Conservative Party leader David Cameron told the CBI conference last week that Britain doesn’t have strong regional identities. Do you agree or disagree, and why?

It’s quite clear David Cameron never ventures outside Notting Hill. A short cycle-ride would take him to within earshot of the Bow bells, where everyone dresses as pearly kings and queens. A trek up to Lancashire would take him past unintelligible Birmingham and on to Manchester, with all those parka-wearing young men with Beatles haircuts, walking with an ape-like swagger along regenerated streets. Then there’s Blackburn, where everyone has a flat cap, eats pies, is a rag-and-bone man and lives on a cobbled street. Cameron should get out more.
Wayne Hemingway, Founder, Hemingway Design

Anyone beyond Westminster can’t fail to notice changes in the regions. Physical attributes and spirit create regional identities and points of difference. Regions must dig deep to harness and project character through brands.

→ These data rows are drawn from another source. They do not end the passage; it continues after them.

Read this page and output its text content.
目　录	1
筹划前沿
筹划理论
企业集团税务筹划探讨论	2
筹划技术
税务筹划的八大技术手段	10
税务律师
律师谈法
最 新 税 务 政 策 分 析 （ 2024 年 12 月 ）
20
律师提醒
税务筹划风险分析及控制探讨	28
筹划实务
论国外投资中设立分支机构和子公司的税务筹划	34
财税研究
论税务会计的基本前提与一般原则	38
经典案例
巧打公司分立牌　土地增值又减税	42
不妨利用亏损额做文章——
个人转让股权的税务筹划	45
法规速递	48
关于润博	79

Cameron probably has no experience of the regions and relies on the identities they project – perhaps they haven’t captured what defines them, so he blames the brand, and blame always makes political sense.

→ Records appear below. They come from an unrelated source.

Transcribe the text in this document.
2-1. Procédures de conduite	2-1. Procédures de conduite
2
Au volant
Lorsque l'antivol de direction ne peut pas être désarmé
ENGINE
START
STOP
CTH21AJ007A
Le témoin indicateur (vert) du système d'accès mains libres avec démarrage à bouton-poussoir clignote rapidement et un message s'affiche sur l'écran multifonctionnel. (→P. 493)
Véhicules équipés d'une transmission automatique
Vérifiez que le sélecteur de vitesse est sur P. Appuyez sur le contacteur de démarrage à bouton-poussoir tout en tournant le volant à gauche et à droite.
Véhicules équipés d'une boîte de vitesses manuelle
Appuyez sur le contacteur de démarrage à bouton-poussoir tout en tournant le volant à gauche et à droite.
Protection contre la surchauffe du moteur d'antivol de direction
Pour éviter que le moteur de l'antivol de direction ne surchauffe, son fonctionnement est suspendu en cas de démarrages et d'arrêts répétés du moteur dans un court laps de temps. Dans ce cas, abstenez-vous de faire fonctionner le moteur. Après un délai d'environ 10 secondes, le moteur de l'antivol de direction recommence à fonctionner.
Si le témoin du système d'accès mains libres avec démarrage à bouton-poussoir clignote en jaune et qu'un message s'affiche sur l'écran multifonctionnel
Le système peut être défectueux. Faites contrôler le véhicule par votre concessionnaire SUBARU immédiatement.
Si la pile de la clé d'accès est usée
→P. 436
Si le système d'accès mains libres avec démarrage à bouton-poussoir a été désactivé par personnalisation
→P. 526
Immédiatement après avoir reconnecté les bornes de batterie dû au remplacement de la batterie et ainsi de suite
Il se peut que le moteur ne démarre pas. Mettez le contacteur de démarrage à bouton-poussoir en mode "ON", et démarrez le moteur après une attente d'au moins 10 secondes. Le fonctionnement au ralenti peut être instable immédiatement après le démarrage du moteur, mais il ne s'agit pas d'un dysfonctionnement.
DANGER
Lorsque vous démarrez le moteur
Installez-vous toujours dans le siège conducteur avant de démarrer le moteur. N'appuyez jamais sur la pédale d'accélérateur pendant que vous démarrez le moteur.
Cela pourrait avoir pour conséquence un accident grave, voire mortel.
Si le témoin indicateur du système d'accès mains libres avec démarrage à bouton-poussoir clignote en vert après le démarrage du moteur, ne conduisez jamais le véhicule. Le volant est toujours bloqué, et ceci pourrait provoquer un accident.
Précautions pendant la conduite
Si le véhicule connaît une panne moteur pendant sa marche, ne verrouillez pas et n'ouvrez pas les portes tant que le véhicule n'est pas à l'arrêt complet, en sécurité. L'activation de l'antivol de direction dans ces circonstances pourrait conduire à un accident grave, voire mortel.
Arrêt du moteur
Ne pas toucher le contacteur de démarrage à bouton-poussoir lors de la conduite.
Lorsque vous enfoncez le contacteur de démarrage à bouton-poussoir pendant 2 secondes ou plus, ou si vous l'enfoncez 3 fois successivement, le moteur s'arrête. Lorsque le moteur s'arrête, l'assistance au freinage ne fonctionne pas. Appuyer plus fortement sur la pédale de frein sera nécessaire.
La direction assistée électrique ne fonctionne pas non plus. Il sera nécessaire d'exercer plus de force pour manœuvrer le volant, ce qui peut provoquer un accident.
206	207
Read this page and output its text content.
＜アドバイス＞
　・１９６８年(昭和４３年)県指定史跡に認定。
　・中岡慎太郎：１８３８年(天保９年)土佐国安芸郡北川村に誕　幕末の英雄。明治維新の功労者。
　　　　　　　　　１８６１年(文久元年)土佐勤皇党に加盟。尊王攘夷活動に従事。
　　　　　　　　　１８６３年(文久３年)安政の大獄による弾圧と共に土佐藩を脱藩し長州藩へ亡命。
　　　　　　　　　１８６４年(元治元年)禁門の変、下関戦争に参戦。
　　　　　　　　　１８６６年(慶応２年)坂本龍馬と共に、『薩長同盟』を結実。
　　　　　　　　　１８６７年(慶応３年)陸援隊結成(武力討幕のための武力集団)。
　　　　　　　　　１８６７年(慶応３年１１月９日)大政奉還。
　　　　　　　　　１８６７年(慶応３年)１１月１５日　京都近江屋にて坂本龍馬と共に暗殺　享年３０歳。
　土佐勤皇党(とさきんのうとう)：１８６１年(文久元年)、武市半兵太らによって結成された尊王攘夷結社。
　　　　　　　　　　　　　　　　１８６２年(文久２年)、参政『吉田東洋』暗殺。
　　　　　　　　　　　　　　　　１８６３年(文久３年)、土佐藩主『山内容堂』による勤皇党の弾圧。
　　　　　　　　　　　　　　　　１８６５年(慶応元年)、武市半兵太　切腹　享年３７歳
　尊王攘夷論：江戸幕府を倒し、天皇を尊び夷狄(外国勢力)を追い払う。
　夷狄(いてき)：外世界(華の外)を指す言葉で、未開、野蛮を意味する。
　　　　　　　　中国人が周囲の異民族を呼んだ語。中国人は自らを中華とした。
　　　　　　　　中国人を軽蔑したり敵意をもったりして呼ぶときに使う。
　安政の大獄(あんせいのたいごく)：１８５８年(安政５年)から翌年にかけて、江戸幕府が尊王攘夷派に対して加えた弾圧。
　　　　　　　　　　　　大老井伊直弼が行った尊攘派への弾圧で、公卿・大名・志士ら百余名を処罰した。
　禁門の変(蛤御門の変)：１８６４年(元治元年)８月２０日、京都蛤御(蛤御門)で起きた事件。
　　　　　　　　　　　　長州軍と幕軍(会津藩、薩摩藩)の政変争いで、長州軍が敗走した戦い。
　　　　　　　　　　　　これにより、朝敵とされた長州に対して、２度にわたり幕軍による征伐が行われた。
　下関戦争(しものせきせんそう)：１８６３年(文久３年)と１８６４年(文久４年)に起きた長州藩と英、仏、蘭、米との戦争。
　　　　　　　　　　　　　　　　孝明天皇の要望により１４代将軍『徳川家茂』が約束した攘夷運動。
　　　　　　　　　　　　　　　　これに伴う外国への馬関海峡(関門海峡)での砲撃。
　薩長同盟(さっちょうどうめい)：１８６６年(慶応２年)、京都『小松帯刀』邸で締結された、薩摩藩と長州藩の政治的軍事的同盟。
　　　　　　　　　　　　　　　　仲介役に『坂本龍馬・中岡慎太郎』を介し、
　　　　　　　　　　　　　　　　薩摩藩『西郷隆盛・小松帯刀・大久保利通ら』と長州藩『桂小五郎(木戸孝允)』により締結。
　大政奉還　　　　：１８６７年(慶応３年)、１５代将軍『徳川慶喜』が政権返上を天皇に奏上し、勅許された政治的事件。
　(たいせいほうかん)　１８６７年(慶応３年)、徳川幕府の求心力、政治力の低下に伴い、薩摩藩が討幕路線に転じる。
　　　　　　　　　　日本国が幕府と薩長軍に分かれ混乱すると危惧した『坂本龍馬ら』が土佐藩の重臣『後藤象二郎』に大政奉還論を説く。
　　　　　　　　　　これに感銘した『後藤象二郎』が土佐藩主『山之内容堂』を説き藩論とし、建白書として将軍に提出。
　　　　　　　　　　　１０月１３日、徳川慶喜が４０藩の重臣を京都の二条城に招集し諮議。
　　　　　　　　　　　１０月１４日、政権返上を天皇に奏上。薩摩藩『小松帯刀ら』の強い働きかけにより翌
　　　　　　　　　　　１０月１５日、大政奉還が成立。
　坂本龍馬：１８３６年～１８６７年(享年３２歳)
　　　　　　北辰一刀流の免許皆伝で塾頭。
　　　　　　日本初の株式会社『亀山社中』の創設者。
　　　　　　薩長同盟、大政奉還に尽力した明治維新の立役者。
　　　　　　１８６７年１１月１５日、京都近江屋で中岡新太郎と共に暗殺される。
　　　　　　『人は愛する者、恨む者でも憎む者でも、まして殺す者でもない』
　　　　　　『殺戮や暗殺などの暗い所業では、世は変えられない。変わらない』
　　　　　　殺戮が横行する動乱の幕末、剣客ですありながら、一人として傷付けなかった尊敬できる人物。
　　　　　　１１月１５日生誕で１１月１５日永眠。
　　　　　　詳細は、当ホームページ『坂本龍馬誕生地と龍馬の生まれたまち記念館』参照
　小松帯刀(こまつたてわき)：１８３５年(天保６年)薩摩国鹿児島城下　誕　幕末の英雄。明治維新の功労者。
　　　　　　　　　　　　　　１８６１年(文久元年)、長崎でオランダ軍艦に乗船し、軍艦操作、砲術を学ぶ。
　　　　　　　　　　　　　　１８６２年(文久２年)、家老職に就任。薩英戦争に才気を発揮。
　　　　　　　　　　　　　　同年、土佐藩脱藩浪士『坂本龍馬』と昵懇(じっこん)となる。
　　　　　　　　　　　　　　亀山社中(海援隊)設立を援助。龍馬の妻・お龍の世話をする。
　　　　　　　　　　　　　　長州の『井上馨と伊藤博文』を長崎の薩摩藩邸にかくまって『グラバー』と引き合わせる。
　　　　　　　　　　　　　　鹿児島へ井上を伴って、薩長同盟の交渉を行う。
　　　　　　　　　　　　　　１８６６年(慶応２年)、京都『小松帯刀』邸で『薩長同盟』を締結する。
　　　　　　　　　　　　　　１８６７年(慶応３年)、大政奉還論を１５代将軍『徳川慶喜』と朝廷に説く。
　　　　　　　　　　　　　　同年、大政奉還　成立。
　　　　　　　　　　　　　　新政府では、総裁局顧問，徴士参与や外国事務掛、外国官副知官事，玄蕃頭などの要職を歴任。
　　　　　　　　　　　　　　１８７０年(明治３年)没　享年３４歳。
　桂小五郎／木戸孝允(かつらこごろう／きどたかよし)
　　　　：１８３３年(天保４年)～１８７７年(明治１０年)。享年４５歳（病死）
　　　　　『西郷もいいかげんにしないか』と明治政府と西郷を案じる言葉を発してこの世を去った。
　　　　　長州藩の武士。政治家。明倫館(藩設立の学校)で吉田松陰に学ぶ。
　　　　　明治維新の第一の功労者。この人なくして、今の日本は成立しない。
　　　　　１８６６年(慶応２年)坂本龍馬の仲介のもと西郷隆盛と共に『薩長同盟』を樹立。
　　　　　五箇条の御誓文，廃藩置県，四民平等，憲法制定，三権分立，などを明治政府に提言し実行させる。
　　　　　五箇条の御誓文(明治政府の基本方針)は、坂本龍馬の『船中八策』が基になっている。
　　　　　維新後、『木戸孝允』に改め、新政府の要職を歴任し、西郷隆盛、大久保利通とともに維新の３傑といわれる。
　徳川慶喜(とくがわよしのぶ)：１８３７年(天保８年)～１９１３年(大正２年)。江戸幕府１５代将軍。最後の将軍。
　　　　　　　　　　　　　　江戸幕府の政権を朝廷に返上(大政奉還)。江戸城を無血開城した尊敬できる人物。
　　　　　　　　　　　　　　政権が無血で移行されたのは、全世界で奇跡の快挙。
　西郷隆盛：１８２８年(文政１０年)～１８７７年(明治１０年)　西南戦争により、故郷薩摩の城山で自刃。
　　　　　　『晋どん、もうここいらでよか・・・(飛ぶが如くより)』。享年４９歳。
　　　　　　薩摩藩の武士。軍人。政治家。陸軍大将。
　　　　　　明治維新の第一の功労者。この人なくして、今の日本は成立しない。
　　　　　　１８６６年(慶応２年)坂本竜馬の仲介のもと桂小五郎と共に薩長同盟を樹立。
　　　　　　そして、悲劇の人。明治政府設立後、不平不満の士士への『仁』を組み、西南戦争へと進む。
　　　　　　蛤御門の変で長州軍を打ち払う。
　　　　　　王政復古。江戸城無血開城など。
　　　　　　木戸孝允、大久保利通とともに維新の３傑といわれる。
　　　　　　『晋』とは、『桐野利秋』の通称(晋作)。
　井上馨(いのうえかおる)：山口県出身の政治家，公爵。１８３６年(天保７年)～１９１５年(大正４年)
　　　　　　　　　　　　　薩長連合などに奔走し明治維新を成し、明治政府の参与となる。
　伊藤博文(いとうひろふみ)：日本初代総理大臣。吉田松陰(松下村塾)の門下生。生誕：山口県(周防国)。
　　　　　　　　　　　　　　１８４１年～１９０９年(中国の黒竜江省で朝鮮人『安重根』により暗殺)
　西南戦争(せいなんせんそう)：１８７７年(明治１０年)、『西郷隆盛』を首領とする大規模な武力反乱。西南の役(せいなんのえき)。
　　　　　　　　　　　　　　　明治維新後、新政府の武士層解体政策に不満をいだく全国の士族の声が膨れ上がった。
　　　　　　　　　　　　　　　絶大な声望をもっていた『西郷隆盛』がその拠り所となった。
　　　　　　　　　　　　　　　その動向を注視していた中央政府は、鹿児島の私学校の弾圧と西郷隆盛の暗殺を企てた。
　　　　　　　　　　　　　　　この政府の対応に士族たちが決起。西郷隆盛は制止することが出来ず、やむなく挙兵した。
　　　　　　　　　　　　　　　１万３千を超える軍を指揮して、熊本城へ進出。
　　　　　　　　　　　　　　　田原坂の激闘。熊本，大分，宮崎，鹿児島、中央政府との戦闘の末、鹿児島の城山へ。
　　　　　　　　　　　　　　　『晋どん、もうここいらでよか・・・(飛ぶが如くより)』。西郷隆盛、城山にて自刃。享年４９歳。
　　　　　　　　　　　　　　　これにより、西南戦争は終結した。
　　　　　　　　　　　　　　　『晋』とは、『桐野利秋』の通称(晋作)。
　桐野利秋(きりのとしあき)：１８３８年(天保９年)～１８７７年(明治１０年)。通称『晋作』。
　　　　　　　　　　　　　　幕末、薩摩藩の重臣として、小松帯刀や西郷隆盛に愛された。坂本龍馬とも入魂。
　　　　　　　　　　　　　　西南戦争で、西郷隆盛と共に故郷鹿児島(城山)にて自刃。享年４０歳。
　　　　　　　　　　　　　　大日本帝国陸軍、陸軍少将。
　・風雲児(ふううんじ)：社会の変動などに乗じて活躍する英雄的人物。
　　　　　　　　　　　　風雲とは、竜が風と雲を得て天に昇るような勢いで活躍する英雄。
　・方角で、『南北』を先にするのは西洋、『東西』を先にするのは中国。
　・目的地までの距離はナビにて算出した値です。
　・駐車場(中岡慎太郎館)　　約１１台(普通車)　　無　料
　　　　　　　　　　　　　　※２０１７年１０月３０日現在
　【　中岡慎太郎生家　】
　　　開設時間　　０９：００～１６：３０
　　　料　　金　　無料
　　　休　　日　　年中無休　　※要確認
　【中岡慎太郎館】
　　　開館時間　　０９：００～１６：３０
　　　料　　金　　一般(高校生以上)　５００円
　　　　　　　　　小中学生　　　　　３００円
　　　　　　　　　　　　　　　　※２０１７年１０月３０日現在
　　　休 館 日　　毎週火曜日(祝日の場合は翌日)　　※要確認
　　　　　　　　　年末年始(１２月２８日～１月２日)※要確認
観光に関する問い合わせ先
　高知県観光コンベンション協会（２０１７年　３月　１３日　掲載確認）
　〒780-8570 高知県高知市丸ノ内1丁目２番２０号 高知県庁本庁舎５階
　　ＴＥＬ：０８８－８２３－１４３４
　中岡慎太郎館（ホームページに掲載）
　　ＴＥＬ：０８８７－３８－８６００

Tim Lewis, Director, Small Back Room

On the basis that I have no clue why regional identities would be necessary or valuable things to have, or even to which precise regions they should relate, I am forced to agree with Cameron – clearly, no strong ones exist. And until someone is able to enlighten us on those points, I would recommend that he refrains from trying to create them. How about some useful ideas instead? Cameron will need them soon enough.